The only significant difference observed in our study was the correlation between the age of the patients and the requirement for propofol. Older patients required a lower dose of the medication to achieve adequate anesthesia (2,3). This observation has been noted by other authors as well. Schüttler and Ihmsen demonstrated that blood concentrations of propofol were significantly higher in older individuals compared to younger ones due to reduced minute volume and hepatic blood flow in the older population (4). However, minute volume and hepatic blood flow are not reduced in all older patients and vary individually. Furthermore, no other factor influencing propofol pharmacokinetics can be attributed solely to the fact that patients are older (5).

 

It was concluded that anesthesia doses required to achieve the same anesthetic state in older patients can be up to half lower than those needed for younger patients (2) The authors believe that the lower anesthesia requirements of older individuals are a consequence of changes in cardiovascular, respiratory, hepatic and renal functions that occur with aging. However, according to these authors, the primary cause of different anesthetic effects lies in the central nervous system. This is supported by the fact that the incidence of delirium and postoperative cognitive dysfunction after general anesthesia and sedation increases in older patients who exhibit typical aging, defined by anatomical and physiological changes that occur in the brain over the years. Therefore, more attention should be paid to the brain and how typical brain aging affects anesthesia requirements and increased susceptibility to cognitive impairment. These findings have important implications for clinical monitoring and management of general anesthesia in older patients.

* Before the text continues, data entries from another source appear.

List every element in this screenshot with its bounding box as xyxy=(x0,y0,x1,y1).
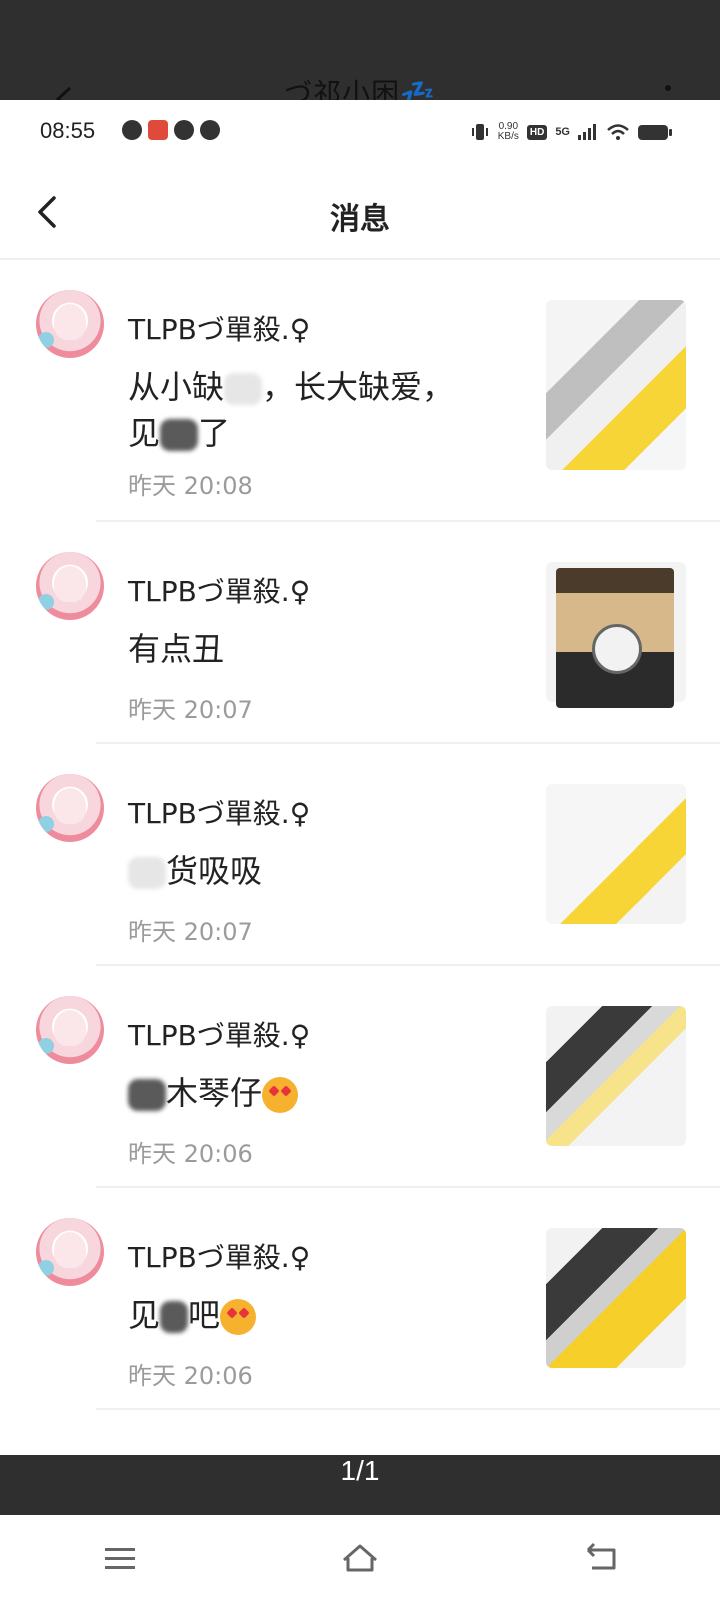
list-item[interactable]: TLPBづ單殺.♀ 货吸吸 昨天 20:07 xyxy=(0,744,720,966)
message-time: 昨天 20:06 xyxy=(128,1140,253,1168)
system-nav-bar xyxy=(0,1515,720,1600)
menu-icon[interactable] xyxy=(90,1538,150,1578)
page-title: 消息 xyxy=(330,202,390,237)
blurred-text xyxy=(160,419,199,451)
heart-eyes-emoji-icon xyxy=(262,1077,299,1113)
message-list: TLPBづ單殺.♀ 从小缺 ，长大缺爱，见了 昨天 20:08 TLPBづ單殺.♀… xyxy=(0,260,720,1410)
blurred-text xyxy=(128,1079,166,1111)
message-time: 昨天 20:06 xyxy=(128,1362,253,1390)
back-nav-icon[interactable] xyxy=(570,1538,630,1578)
message-text: 见吧 xyxy=(128,1292,478,1338)
avatar[interactable] xyxy=(36,1218,104,1286)
wifi-icon xyxy=(607,124,629,140)
post-thumbnail[interactable] xyxy=(546,1006,686,1146)
message-time: 昨天 20:07 xyxy=(128,696,253,724)
hd-badge: HD xyxy=(526,124,548,140)
sender-name: TLPBづ單殺.♀ xyxy=(128,797,311,830)
avatar[interactable] xyxy=(36,290,104,358)
thumbnail-character xyxy=(592,624,642,674)
message-text: 木琴仔 xyxy=(128,1070,478,1116)
list-item[interactable]: TLPBづ單殺.♀ 有点丑 昨天 20:07 xyxy=(0,522,720,744)
blurred-text xyxy=(160,1301,189,1333)
avatar[interactable] xyxy=(36,774,104,842)
sender-name: TLPBづ單殺.♀ xyxy=(128,575,311,608)
fan-icon xyxy=(174,120,194,140)
page-indicator: 1/1 xyxy=(340,1455,380,1486)
message-text: 有点丑 xyxy=(128,630,225,668)
sender-name: TLPBづ單殺.♀ xyxy=(128,1241,311,1274)
chat-bubble-icon xyxy=(200,120,220,140)
list-item[interactable]: TLPBづ單殺.♀ 木琴仔 昨天 20:06 xyxy=(0,966,720,1188)
net-speed-unit: KB/s xyxy=(497,131,519,142)
post-thumbnail[interactable] xyxy=(546,562,686,708)
status-time: 08:55 xyxy=(40,118,96,143)
message-time: 昨天 20:08 xyxy=(128,472,253,500)
list-item[interactable]: TLPBづ單殺.♀ 见吧 昨天 20:06 xyxy=(0,1188,720,1410)
blurred-text xyxy=(128,857,166,889)
app-icon xyxy=(122,120,142,140)
sender-name: TLPBづ單殺.♀ xyxy=(128,1019,311,1052)
message-text: 从小缺 ，长大缺爱，见了 xyxy=(128,364,478,456)
heart-eyes-emoji-icon xyxy=(220,1299,257,1335)
thumbnail-image xyxy=(556,568,674,708)
network-type: 5G xyxy=(555,126,570,138)
net-speed: 0.90 KB/s xyxy=(498,122,519,142)
home-icon[interactable] xyxy=(330,1538,390,1578)
list-item[interactable]: TLPBづ單殺.♀ 从小缺 ，长大缺爱，见了 昨天 20:08 xyxy=(0,260,720,522)
messages-panel: 08:55 0.90 KB/s HD 5G 消息 TLPBづ單殺.♀ 从小缺 ，… xyxy=(0,100,720,1455)
vibrate-icon xyxy=(471,124,488,140)
status-icons-right: 0.90 KB/s HD 5G xyxy=(470,122,672,142)
message-time: 昨天 20:07 xyxy=(128,918,253,946)
sender-name: TLPBづ單殺.♀ xyxy=(128,313,311,346)
post-thumbnail[interactable] xyxy=(546,300,686,470)
post-thumbnail[interactable] xyxy=(546,784,686,924)
message-text: 货吸吸 xyxy=(128,848,478,894)
post-thumbnail[interactable] xyxy=(546,1228,686,1368)
status-icons-left xyxy=(122,120,220,140)
message-text-part: 从小缺 xyxy=(128,368,225,406)
avatar[interactable] xyxy=(36,996,104,1064)
status-bar: 08:55 0.90 KB/s HD 5G xyxy=(0,100,720,166)
message-text-part: 了 xyxy=(198,414,231,452)
battery-icon xyxy=(638,124,672,140)
message-text-part: 木琴仔 xyxy=(166,1074,263,1112)
avatar[interactable] xyxy=(36,552,104,620)
message-text-part: 吧 xyxy=(188,1296,221,1334)
message-text-part: 货吸吸 xyxy=(166,852,263,890)
message-text-part: 见 xyxy=(128,1296,161,1334)
header: 消息 xyxy=(0,166,720,260)
shopping-bag-icon xyxy=(148,120,168,140)
blurred-text xyxy=(224,373,263,405)
signal-icon xyxy=(578,124,596,140)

The induction dose of propofol in healthy adult patients: Participants ranged from 2–2.5mg/kg, but varied due to various factors in each patient, such as age, gender, body mass index, but primarily from preoperative levels of albumin in the blood, as well as concurrently administered medications (6). Ethnicity also influenced the concentrations of doses required for propofol induction.

Gender differences in metabolite elimination could also contribute to the overall observed differences. Gender differences were discovered in the formation of propofol metabolites, which manifested as significantly higher levels of these metabolites in the plasma of female patients. Therefore, the results indicate a significant contribution of gender to the degree of glucuronidation and hydroxylation of this drug during anesthesia. Further research is necessary to clarify the clinical impact of these findings (7).

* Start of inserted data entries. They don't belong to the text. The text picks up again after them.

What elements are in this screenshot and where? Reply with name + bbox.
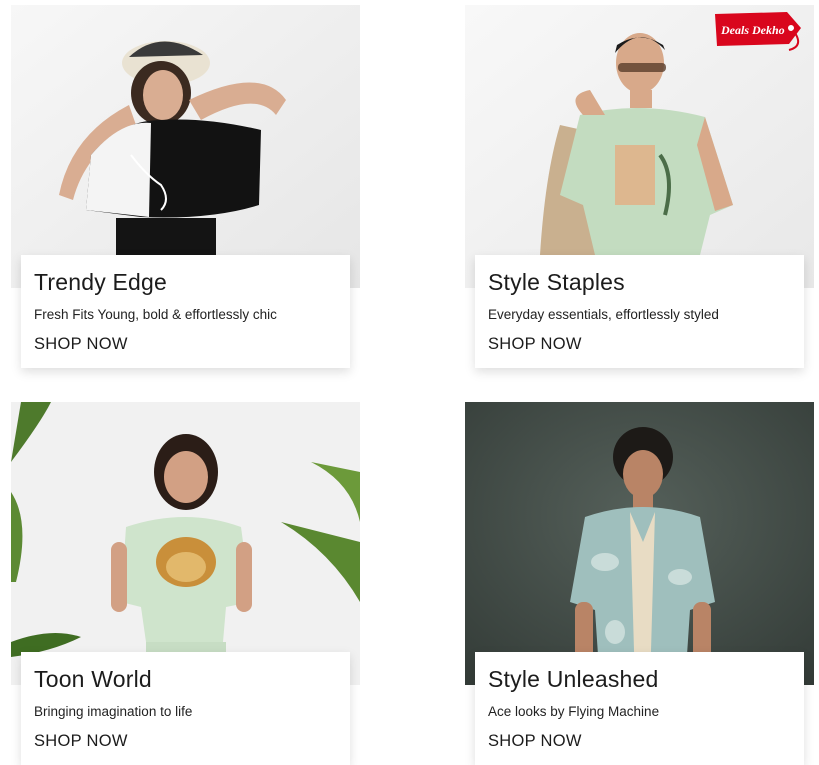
shop-now-link[interactable]: SHOP NOW xyxy=(488,334,582,354)
promo-tile-trendy-edge[interactable]: Trendy Edge Fresh Fits Young, bold & eff… xyxy=(11,5,360,370)
promo-card: Toon World Bringing imagination to life … xyxy=(21,652,350,765)
promo-tile-style-staples[interactable]: Deals Dekho Style Staples Everyday essen… xyxy=(465,5,814,370)
deals-dekho-label: Deals Dekho xyxy=(720,23,785,37)
promo-subtitle: Ace looks by Flying Machine xyxy=(488,704,660,719)
toon-world-photo[interactable] xyxy=(11,402,360,685)
promo-subtitle: Everyday essentials, effortlessly styled xyxy=(488,307,719,322)
promo-title: Toon World xyxy=(34,666,152,692)
promo-subtitle: Fresh Fits Young, bold & effortlessly ch… xyxy=(34,307,277,322)
promo-tile-toon-world[interactable]: Toon World Bringing imagination to life … xyxy=(11,402,360,765)
style-unleashed-photo[interactable] xyxy=(465,402,814,685)
shop-now-link[interactable]: SHOP NOW xyxy=(34,731,128,751)
promo-subtitle: Bringing imagination to life xyxy=(34,704,193,719)
promo-title: Style Unleashed xyxy=(488,666,659,692)
promo-card: Style Staples Everyday essentials, effor… xyxy=(475,255,804,368)
promo-title: Trendy Edge xyxy=(34,269,168,295)
promo-card: Trendy Edge Fresh Fits Young, bold & eff… xyxy=(21,255,350,368)
promo-tile-style-unleashed[interactable]: Style Unleashed Ace looks by Flying Mach… xyxy=(465,402,814,765)
style-staples-photo[interactable]: Deals Dekho xyxy=(465,5,814,288)
trendy-edge-photo[interactable] xyxy=(11,5,360,288)
deals-dekho-badge[interactable]: Deals Dekho xyxy=(713,10,805,54)
promo-card: Style Unleashed Ace looks by Flying Mach… xyxy=(475,652,804,765)
shop-now-link[interactable]: SHOP NOW xyxy=(488,731,582,751)
promo-title: Style Staples xyxy=(488,269,625,295)
shop-now-link[interactable]: SHOP NOW xyxy=(34,334,128,354)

The GABRE gene has four polymorphic variations. Literature data relating to the influence of the GABRE gene on induction time in anesthesia, time to BIS <70, and time to response to stimulation are available, but they did not show a statistically significant correlation between the four polymorphic variations of the GABRE gene and these parameters. However, the influence of this gene on propofol anesthesia cannot be ruled out (1,8). The data obtained in this study also indicate that there is no significant correlation between GABRE genotypes and the parameters examined.

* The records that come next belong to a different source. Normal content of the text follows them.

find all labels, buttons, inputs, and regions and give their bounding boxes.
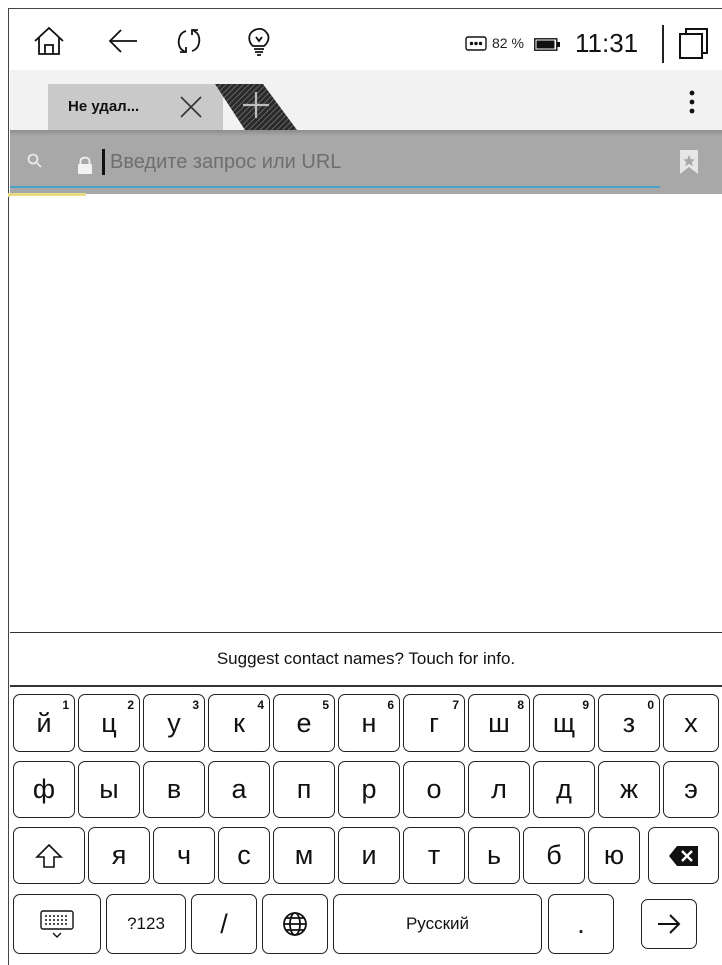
key[interactable]: й1 — [13, 694, 75, 752]
key-label: н — [361, 707, 377, 738]
key[interactable]: н6 — [338, 694, 400, 752]
status-divider — [662, 25, 664, 63]
lock-icon — [76, 154, 94, 176]
backspace-key[interactable] — [648, 827, 719, 884]
slash-key[interactable]: / — [191, 894, 257, 954]
tab-bar: Не удал... — [10, 70, 722, 130]
key-hint: 2 — [127, 698, 134, 712]
browser-tab[interactable]: Не удал... — [48, 84, 223, 130]
home-icon[interactable] — [32, 24, 66, 58]
key[interactable]: и — [338, 827, 400, 884]
message-icon — [465, 36, 487, 54]
key-label: г — [429, 707, 439, 738]
input-underline — [10, 186, 660, 188]
key-label: ш — [488, 707, 510, 738]
key[interactable]: э — [663, 761, 719, 818]
backspace-icon — [668, 845, 698, 866]
clock: 11:31 — [575, 28, 639, 58]
back-icon[interactable] — [106, 24, 140, 58]
battery-percent: 82 % — [492, 35, 524, 51]
key[interactable]: ж — [598, 761, 660, 818]
url-input[interactable] — [110, 147, 650, 177]
key[interactable]: з0 — [598, 694, 660, 752]
bookmark-icon[interactable] — [678, 148, 700, 176]
key[interactable]: о — [403, 761, 465, 818]
key-label: щ — [552, 707, 576, 738]
globe-icon — [283, 912, 307, 936]
address-bar — [10, 130, 722, 194]
search-icon — [26, 152, 44, 170]
refresh-icon[interactable] — [172, 24, 206, 58]
enter-key[interactable] — [641, 899, 697, 949]
key[interactable]: ь — [468, 827, 520, 884]
close-tab-icon[interactable] — [178, 94, 204, 120]
key[interactable]: б — [523, 827, 585, 884]
keyboard-switch-key[interactable] — [13, 894, 101, 954]
key-hint: 9 — [582, 698, 589, 712]
key[interactable]: е5 — [273, 694, 335, 752]
keyboard-icon — [40, 910, 74, 938]
key[interactable]: ш8 — [468, 694, 530, 752]
status-bar: 82 % 11:31 — [10, 10, 722, 70]
key[interactable]: ч — [153, 827, 215, 884]
key-label: з — [622, 707, 636, 738]
keyboard-divider — [10, 685, 722, 687]
lightbulb-icon[interactable] — [242, 24, 276, 58]
space-key[interactable]: Русский — [333, 894, 542, 954]
shift-icon — [35, 843, 63, 868]
key-label: к — [233, 707, 245, 738]
language-key[interactable] — [262, 894, 328, 954]
tab-title: Не удал... — [68, 98, 140, 115]
key-hint: 8 — [517, 698, 524, 712]
key-label: у — [167, 707, 181, 738]
arrow-right-icon — [658, 914, 681, 934]
recent-apps-icon[interactable] — [676, 26, 712, 62]
shift-key[interactable] — [13, 827, 85, 884]
key-hint: 0 — [647, 698, 654, 712]
text-cursor — [102, 149, 105, 175]
key[interactable]: т — [403, 827, 465, 884]
key-hint: 5 — [322, 698, 329, 712]
key[interactable]: ф — [13, 761, 75, 818]
key[interactable]: я — [88, 827, 150, 884]
key-hint: 7 — [452, 698, 459, 712]
key[interactable]: ц2 — [78, 694, 140, 752]
key[interactable]: у3 — [143, 694, 205, 752]
overflow-menu-icon[interactable] — [682, 88, 702, 118]
key-hint: 1 — [62, 698, 69, 712]
key[interactable]: а — [208, 761, 270, 818]
battery-icon — [534, 38, 561, 51]
key[interactable]: ю — [588, 827, 640, 884]
key-label: ц — [101, 707, 117, 738]
page-content — [10, 196, 722, 632]
key[interactable]: р — [338, 761, 400, 818]
key[interactable]: в — [143, 761, 205, 818]
key-label: й — [36, 707, 52, 738]
symbols-key[interactable]: ?123 — [106, 894, 186, 954]
key[interactable]: п — [273, 761, 335, 818]
period-key[interactable]: . — [548, 894, 614, 954]
key-hint: 6 — [387, 698, 394, 712]
address-bar-shadow — [10, 130, 722, 136]
key[interactable]: щ9 — [533, 694, 595, 752]
key-label: х — [684, 707, 698, 738]
key-hint: 4 — [257, 698, 264, 712]
key[interactable]: х — [663, 694, 719, 752]
key[interactable]: г7 — [403, 694, 465, 752]
key[interactable]: к4 — [208, 694, 270, 752]
key[interactable]: д — [533, 761, 595, 818]
key-hint: 3 — [192, 698, 199, 712]
key[interactable]: ы — [78, 761, 140, 818]
key[interactable]: с — [218, 827, 270, 884]
key[interactable]: м — [273, 827, 335, 884]
key[interactable]: л — [468, 761, 530, 818]
key-label: е — [296, 707, 312, 738]
suggestion-strip[interactable]: Suggest contact names? Touch for info. — [10, 633, 722, 685]
new-tab-button[interactable] — [215, 84, 297, 130]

Our results indicate that the frequency of these polymorphisms in our patients is similar to that in other population studies. In our study, we found differences in the doses of propofol administered to patients with different genotypes studied. Our results show that the ABCB1 (c.3435C>T) variant does not influence the clinical parameters in our patients undergoing propofol anesthesia. Although there is limited information on the impact of this variant on propofol anesthesia, our findings are consistent with those reported by Zakerska-Banaszak and colleagues, who did not find a significant statistical difference in the effect of propofol among ABCB1 genetic variants (9,10).

 

Conclusion

 

The potential impact of GABRA1 and ABCB1 gene variants on the pharmacodynamics of propofol in abdominal hysterectomies suggests that pharmacogenetic studies on larger number of genes are necessary in the form of prospective clinical trials involving large number of patients to determine the benefit and cost-effectiveness of genotyping in therapy individualization in anesthesiology.